UBS provided a business-segment valuation that places Pharma at €45.27 billion using a 0.9x NPV multiple, Crop Science at €48.47 billion and Consumer Health at €13.41 billion. Those segment valuations sum to an enterprise value of €107.16 billion. Folding in projected 2026 net debt of €43.88 billion and applying a 25% conglomerate discount produces a per-share value of €48.3; UBS then arrives at its €52 target after applying a 7% cost of equity and including a €0.50 dividend.

On specific product forecasts, UBS raised its peak sales estimate for Nubeqa to $6 billion from $5.7 billion after Bayer provided guidance for roughly 50% year-on-year net sales growth for the drug in 2026. The bank expects Pharma sales to grow at an approximate compound annual growth rate of 4% from 2025 through 2030.

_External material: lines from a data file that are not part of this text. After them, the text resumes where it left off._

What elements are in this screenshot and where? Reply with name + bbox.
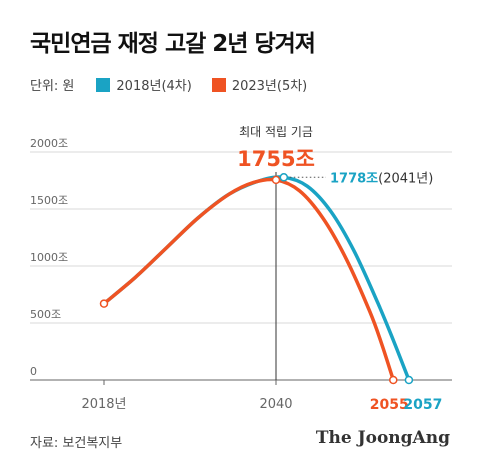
y-tick-label-1000: 1000조 [30, 251, 68, 264]
legend-label-2023: 2023년(5차) [231, 79, 308, 94]
x-tick-label-2040: 2040 [259, 397, 292, 412]
legend-swatch-2023 [211, 77, 226, 92]
y-tick-label-500: 500조 [30, 308, 61, 321]
depletion-point-2023 [389, 375, 398, 385]
legend-label-2018: 2018년(4차) [116, 79, 192, 94]
chart-title: 국민연금 재정 고갈 2년 당겨져 [30, 31, 316, 57]
depletion-label-2018: 2057 [403, 397, 442, 413]
legend-item-2018: 2018년(4차) [96, 75, 192, 94]
peak-point-2018 [279, 173, 289, 182]
series-line-2023 [102, 177, 396, 382]
y-tick-label-2000: 2000조 [30, 137, 68, 150]
peak-value-2018: 1778조 [330, 171, 378, 186]
start-point [99, 299, 109, 308]
legend: 단위: 원 2018년(4차) 2023년(5차) [30, 75, 327, 94]
unit-label: 단위: 원 [30, 79, 75, 94]
peak-value-label-2018: 1778조(2041년) [330, 171, 433, 186]
depletion-label-2023: 2055 [370, 397, 409, 413]
y-tick-label-0: 0 [30, 365, 37, 378]
peak-year-2018: (2041년) [378, 171, 433, 186]
publisher-logo: The JoongAng [315, 428, 450, 448]
series-line-2018 [102, 175, 411, 382]
depletion-point-2018 [404, 375, 414, 385]
source-note: 자료: 보건복지부 [30, 436, 123, 451]
legend-swatch-2018 [96, 77, 111, 92]
peak-value-label-2023: 1755조 [237, 147, 315, 171]
peak-point-2023 [271, 175, 281, 185]
x-tick-label-2018: 2018년 [81, 397, 126, 412]
y-tick-label-1500: 1500조 [30, 194, 68, 207]
legend-item-2023: 2023년(5차) [211, 75, 308, 94]
peak-caption: 최대 적립 기금 [239, 125, 313, 139]
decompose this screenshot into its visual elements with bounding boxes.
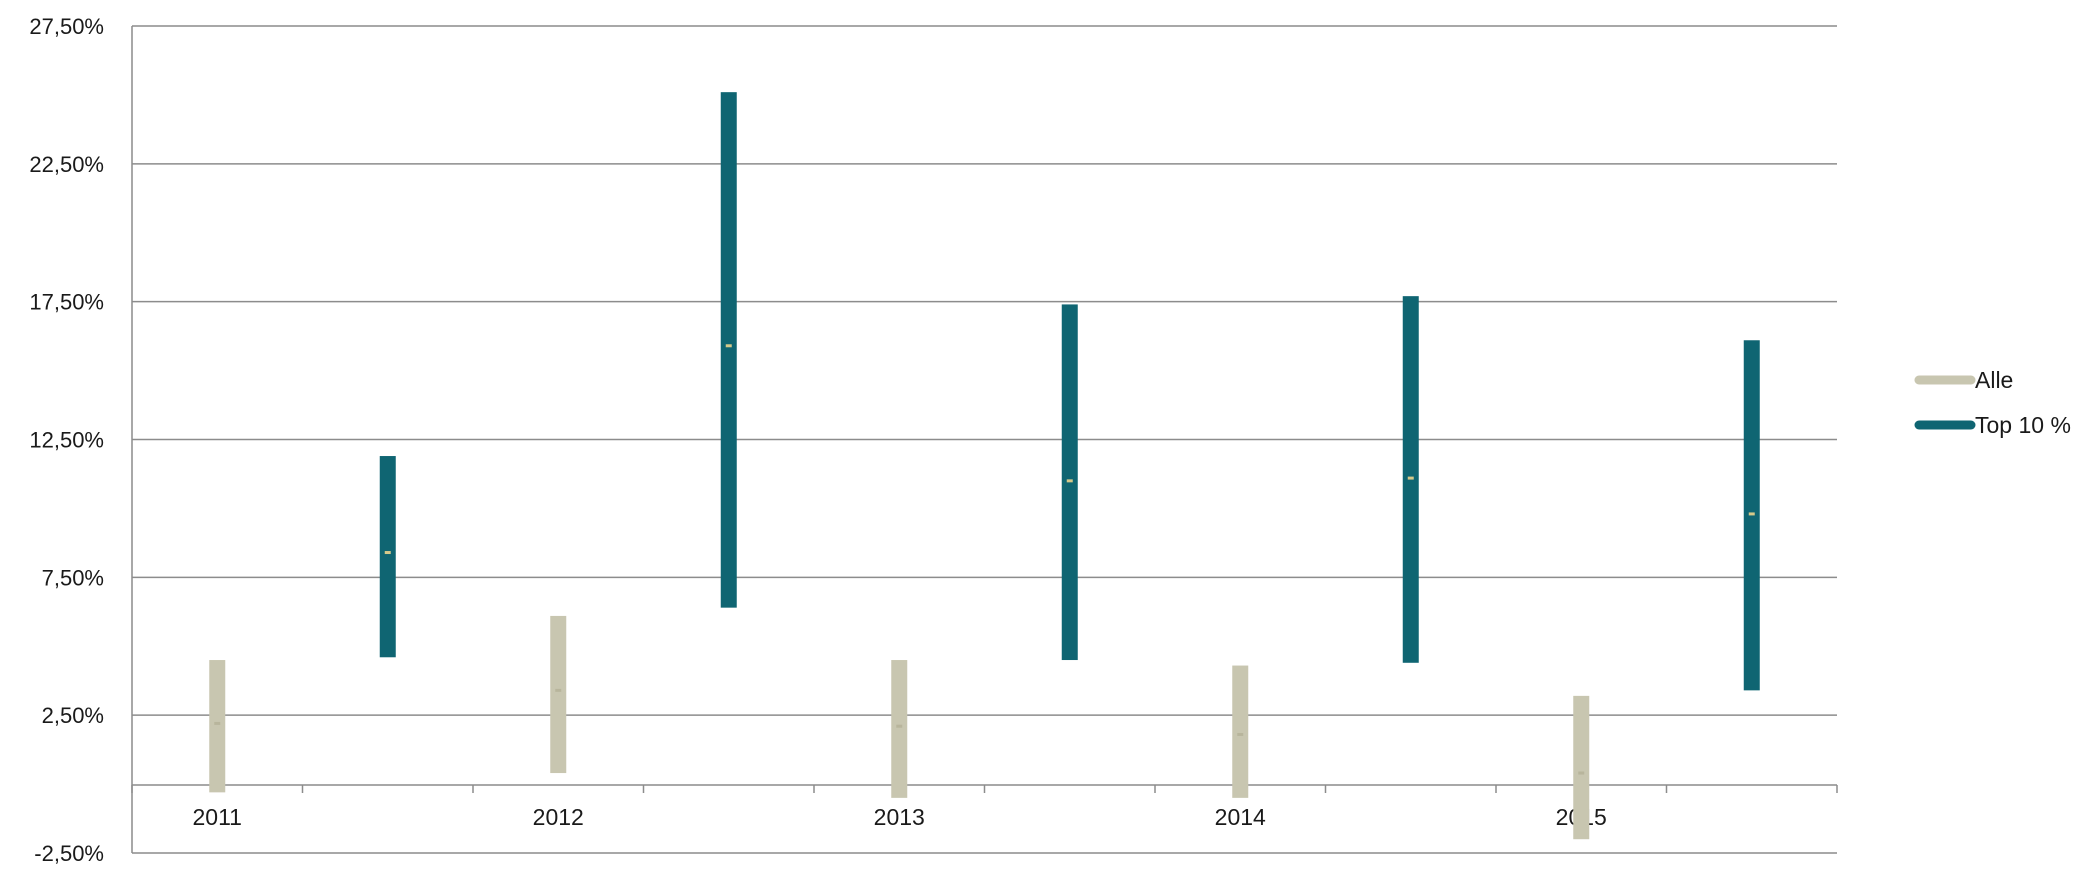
range-bar-alle-2011: [209, 660, 226, 793]
legend: Alle Top 10 %: [1914, 367, 2071, 438]
mid-marker: [1066, 479, 1073, 483]
y-tick-label: 7,50%: [42, 565, 104, 590]
y-tick-label: -2,50%: [34, 841, 104, 866]
axes: -2,50% 2,50% 7,50% 12,50% 17,50% 22,50% 27,50%…: [29, 14, 1838, 866]
range-bar-top-10-2012: [720, 92, 737, 608]
mid-marker: [1237, 732, 1244, 736]
mid-marker: [555, 688, 562, 692]
x-tick-label: 2014: [1215, 804, 1266, 830]
range-bar-alle-2015: [1573, 695, 1590, 840]
y-tick-label: 22,50%: [29, 152, 104, 177]
legend-label: Top 10 %: [1975, 412, 2071, 438]
x-tick-label: 2012: [533, 804, 584, 830]
range-bar-alle-2013: [891, 660, 908, 798]
mid-marker: [384, 551, 391, 555]
range-bars: [209, 92, 1760, 840]
mid-marker: [896, 724, 903, 728]
x-tick-label: 2013: [874, 804, 925, 830]
range-bar-top-10-2011: [379, 456, 396, 658]
legend-label: Alle: [1975, 367, 2013, 393]
gridlines: [132, 25, 1837, 854]
mid-marker: [1748, 512, 1755, 516]
mid-marker: [1578, 771, 1585, 775]
y-tick-label: 2,50%: [42, 703, 104, 728]
y-tick-label: 27,50%: [29, 14, 104, 39]
range-bar-alle-2012: [550, 615, 567, 774]
range-bar-alle-2014: [1232, 665, 1249, 798]
y-tick-label: 12,50%: [29, 428, 104, 453]
y-tick-label: 17,50%: [29, 290, 104, 315]
mid-marker: [1407, 476, 1414, 480]
x-tick-label: 2011: [193, 804, 242, 830]
mid-marker: [214, 721, 221, 725]
mid-marker: [725, 344, 732, 348]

For 2026 UBS projects group revenues of €45,140 million, earnings per share of €4.42, and net debt of €32,420 million. Based on its forecasts, Bayer would trade at a 2026 price-to-earnings ratio of 8.7x, which UBS notes is a 37% discount to European pharma peers with a peer average P/E of 14.1x. UBS’s modeled 12-month total return for the stock is 36.2%.


Key points

  • UBS upgraded Bayer to buy and raised its 12-month target to €52, citing a preliminary court approval of a $7.25 billion glyphosate settlement and a compressed opt-out timeline that could encourage plaintiff participation.
  • The bank modelled five valuation scenarios from €35 to €60, with a €52 base case assuming a 25% conglomerate discount and an upside case that factors in €4.8 billion of net debt reduction.
  • UBS revised product and financial forecasts, raising Nubeqa peak sales to $6 billion and projecting 2026 revenues of €45,140 million and EPS of €4.42, while noting Bayer’s 2026 P/E would trade at a discount to peers.

Risks and uncertainties

  • The settlement could fail to hold - UBS’s downside scenario assumes settlement collapse and an adverse Supreme Court outcome, which would materially reduce valuation and affect equities and legal exposure for the company.
  • Bayer’s stated need for nearly unanimous plaintiff retention to proceed introduces execution risk; if a significant number of plaintiffs opt out, the settlement dynamics and projected cash flows would change, influencing the pharmaceutical and wider equities markets.
  • Timing risks around the Supreme Court decision and associated hearings - including the April 27 oral arguments and the July 9 Fairness Hearing - create uncertainty in market reaction and valuation realization for Bayer and related sectors.

Risks

  • Settlement failure and an adverse Supreme Court ruling would materially reduce Bayer’s valuation and pose downside risk to equities and legal-exposed investors.
  • Bayer’s requirement for nearly 100% plaintiff retention to proceed with the settlement creates execution risk that could affect anticipated cash flows and sector exposure.
  • Uncertainty in legal timing - including April 27 oral arguments and the July 9 Fairness Hearing - could produce volatile market reactions ahead of a Supreme Court ruling expected by the end of June.